One of these dynamics that women judge their future partner also relates to IQ. A woman, one who’s in a happy relationship at least will not be with a man who doesn’t have an IQ at least the same as her own or higher. For men, the effect is null. This means (for the female readers out there) that the same of men who are viable partners increasingly shrinks as female intelligence increases. I’m sure you can anecdotally report this to be true.

Marriage

Taken from Aspara, Wittkowski and Luo, 2018 Vol 122.

The following is an abstract from Taylor et al, 2005 (Childhood IQ and marriage by mid-life: the Scottish Mental Survey 1932 and the Midspan studies) Personality and Individual Differences, Vol 38 (7):

The study examined the influence of IQ at age 11 years on marital status by mid-adulthood. The combined databases of the Scottish Mental Survey 1932 and the Midspan studies provided data from 883 subjects. With regard to IQ at age 11, there was an interaction between sex and marital status by mid-adulthood (p = 0.0001). Women who had ever-married achieved mean lower childhood IQ scores than women who had never-married (p < 0.001). Conversely, there was a trend for men who had ever-married to achieve higher childhood IQ scores than men who had never-married (p = 0.07). In men, the odds ratio of ever marrying was 1.35 (95% CI 0.98–1.86; p = 0.07) for each standard deviation increase in childhood IQ. Among women, the odds ratio of ever marrying by mid-life was 0.42 (95% CI 0.27–0.64; p = 0.0001) for each standard deviation increase in childhood IQ. Mid-life social class had a similar association with marriage, with women in more professional jobs and men in more manual jobs being less likely to have ever-married by mid-life.

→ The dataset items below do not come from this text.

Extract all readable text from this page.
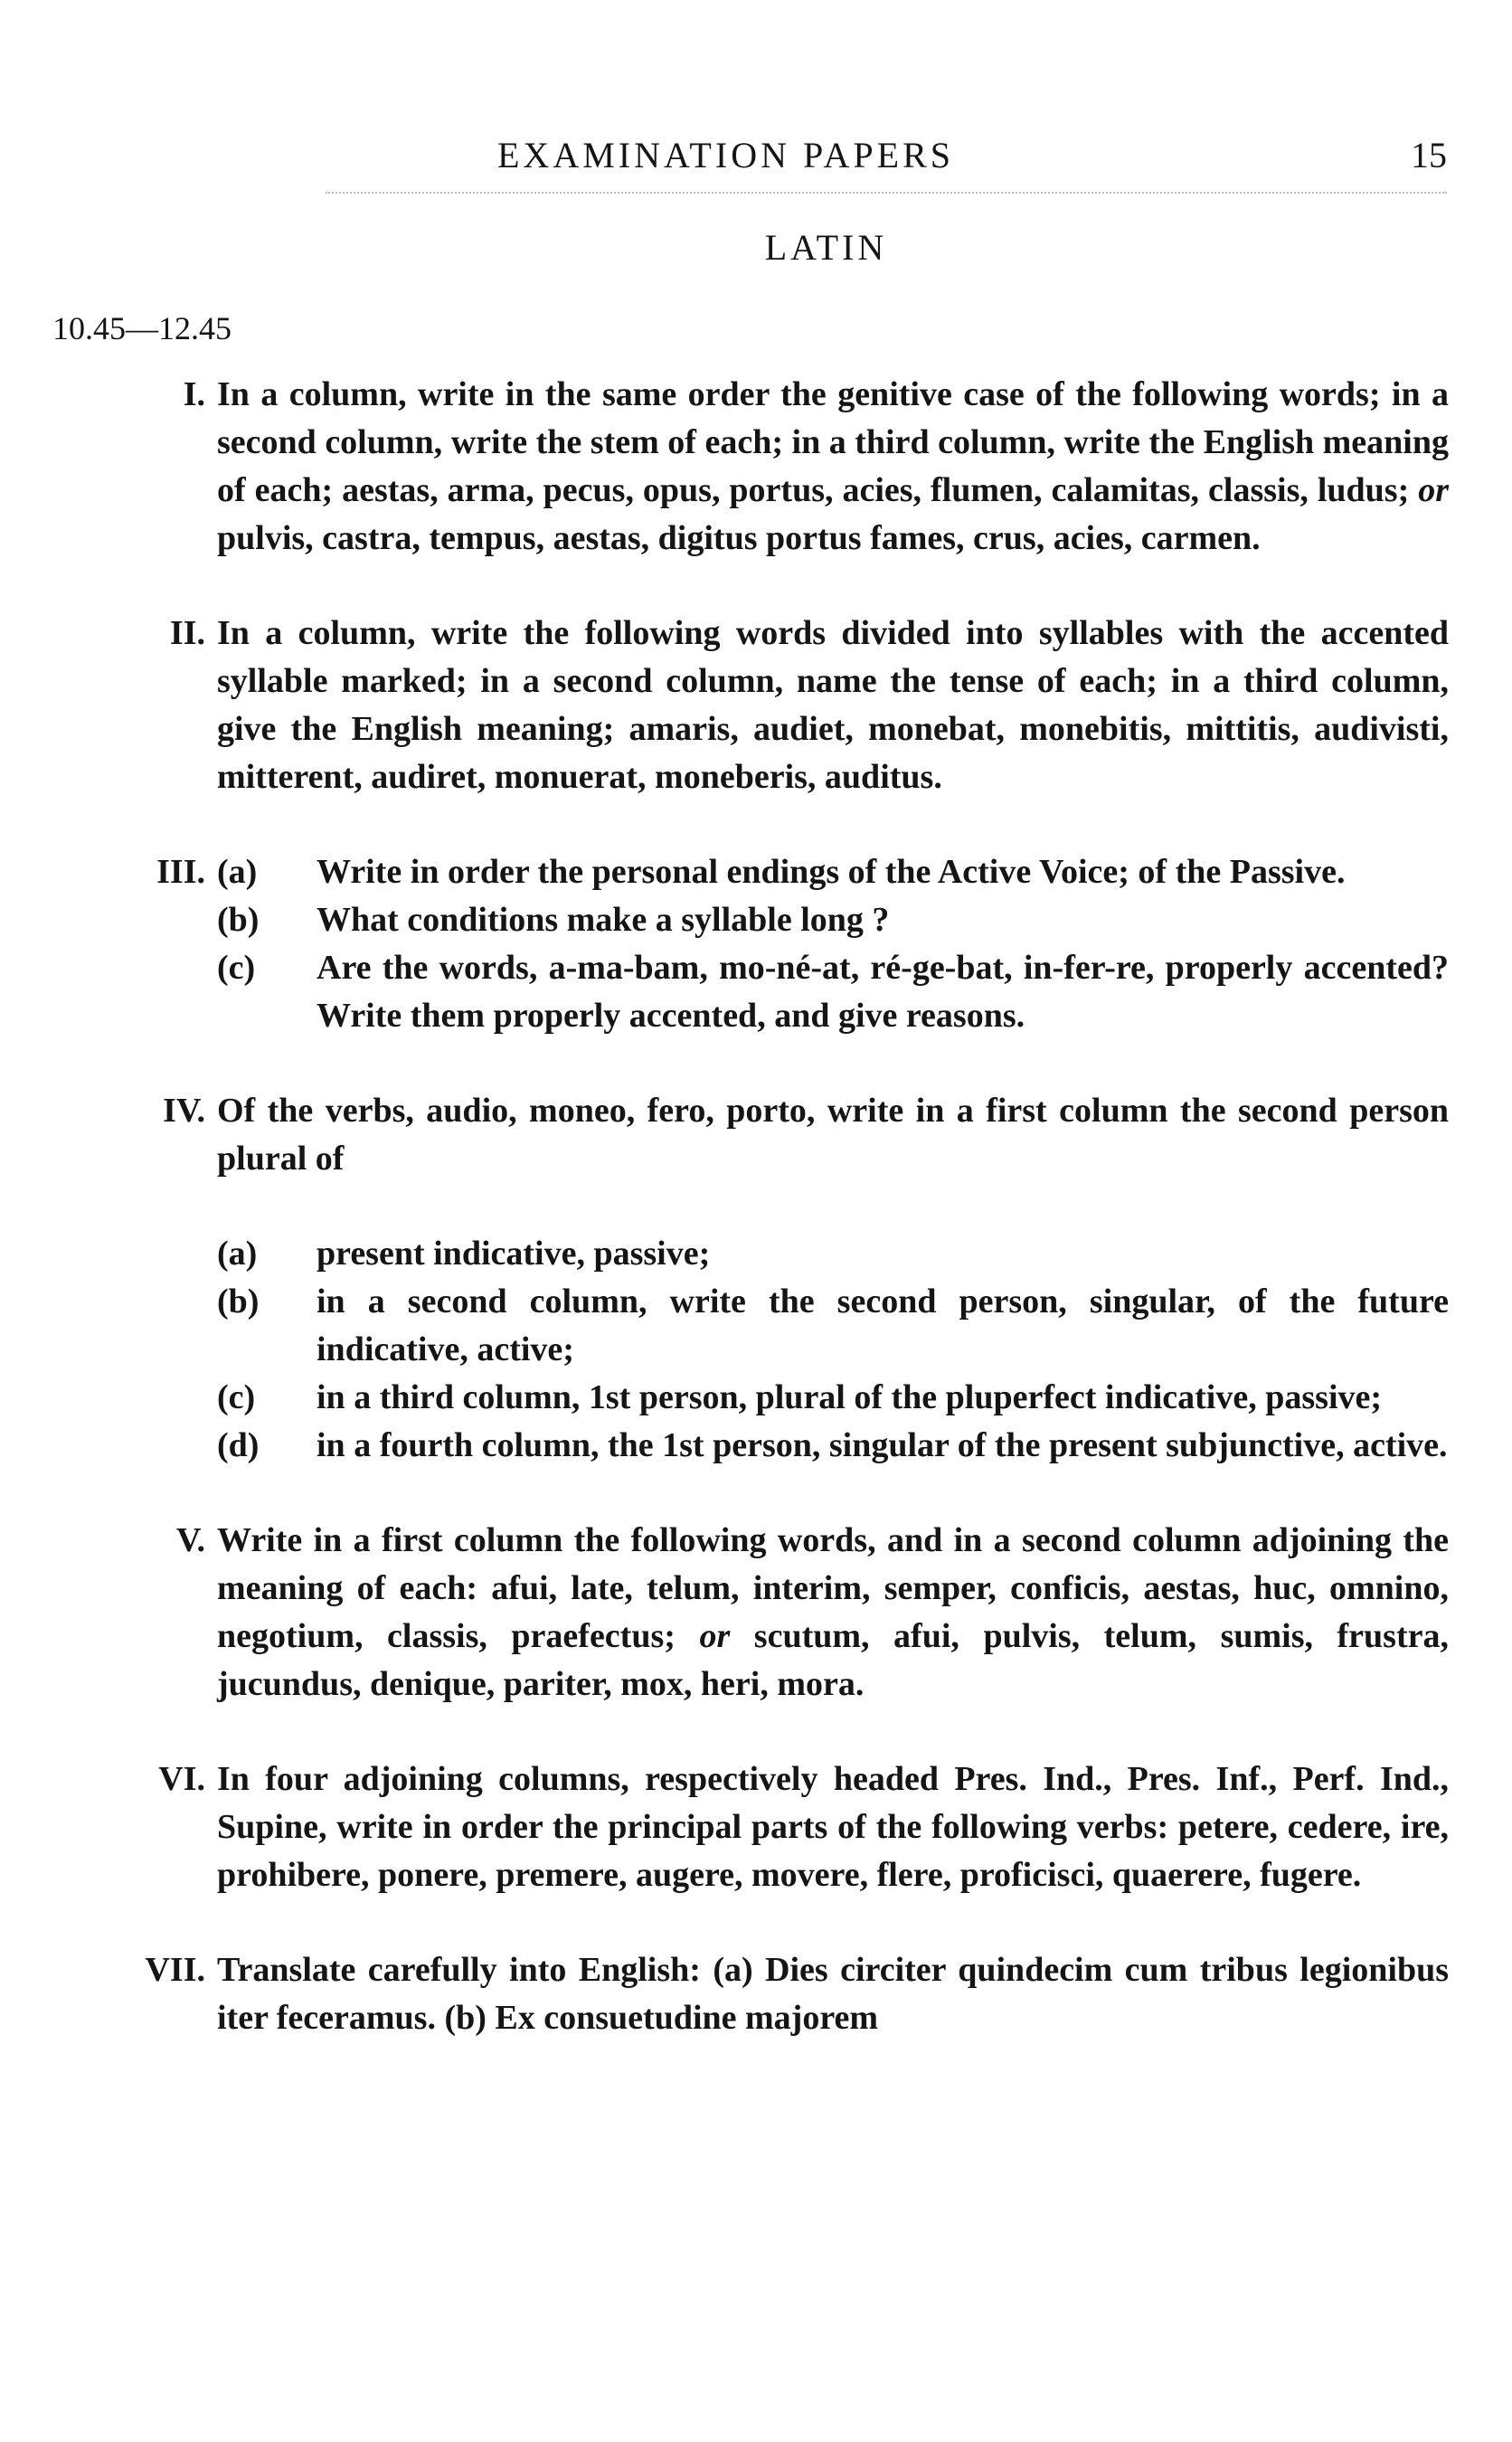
EXAMINATION PAPERS	15
LATIN
10.45—12.45
I. In a column, write in the same order the genitive case of the following words; in a second column, write the stem of each; in a third column, write the English meaning of each; aestas, arma, pecus, opus, portus, acies, flumen, calamitas, classis, ludus; or pulvis, castra, tempus, aestas, digitus portus fames, crus, acies, carmen.
II. In a column, write the following words divided into syllables with the accented syllable marked; in a second column, name the tense of each; in a third column, give the English meaning; amaris, audiet, monebat, monebitis, mittitis, audivisti, mitterent, audiret, monuerat, moneberis, auditus.
III. (a)	Write in order the personal endings of the Active Voice; of the Passive.
(b)	What conditions make a syllable long ?
(c)	Are the words, a-ma-bam, mo-né-at, ré-ge-bat, in-fer-re, properly accented? Write them properly accented, and give reasons.
IV. Of the verbs, audio, moneo, fero, porto, write in a first column the second person plural of
(a)	present indicative, passive;
(b)	in a second column, write the second person, singular, of the future indicative, active;
(c)	in a third column, 1st person, plural of the pluperfect indicative, passive;
(d)	in a fourth column, the 1st person, singular of the present subjunctive, active.
V. Write in a first column the following words, and in a second column adjoining the meaning of each: afui, late, telum, interim, semper, conficis, aestas, huc, omnino, negotium, classis, praefectus; or scutum, afui, pulvis, telum, sumis, frustra, jucundus, denique, pariter, mox, heri, mora.
VI. In four adjoining columns, respectively headed Pres. Ind., Pres. Inf., Perf. Ind., Supine, write in order the principal parts of the following verbs: petere, cedere, ire, prohibere, ponere, premere, augere, movere, flere, proficisci, quaerere, fugere.
VII. Translate carefully into English: (a) Dies circiter quindecim cum tribus legionibus iter feceramus. (b) Ex consuetudine majorem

In other words, the following tracks with my previous point about how incremental increases in IQ for men advances the likelihood of long-term dating success (very statistically significant finding) whereas this is only partly the case for women or not at all. The professional women vs. manual job work finding is a great case of this. Interestingly, the finding displays the constancy of IQ even from childhood (age 11) to adulthood.

MindBlown

A study completed by Kleisner, Chvatalova & Flegr in 2014 in the journal PLoS One revealed that subjects were able to accurately predict IQ of men, but not in women. The interesting part is that they were only asked to rate their IQ by judging form a photograph of the person; and yet they were still able to judge accurately (for men). What goes even further is that facial shape and attractiveness was not a predicting factor in intelligence, leaving a mysterious element to the predicting factor.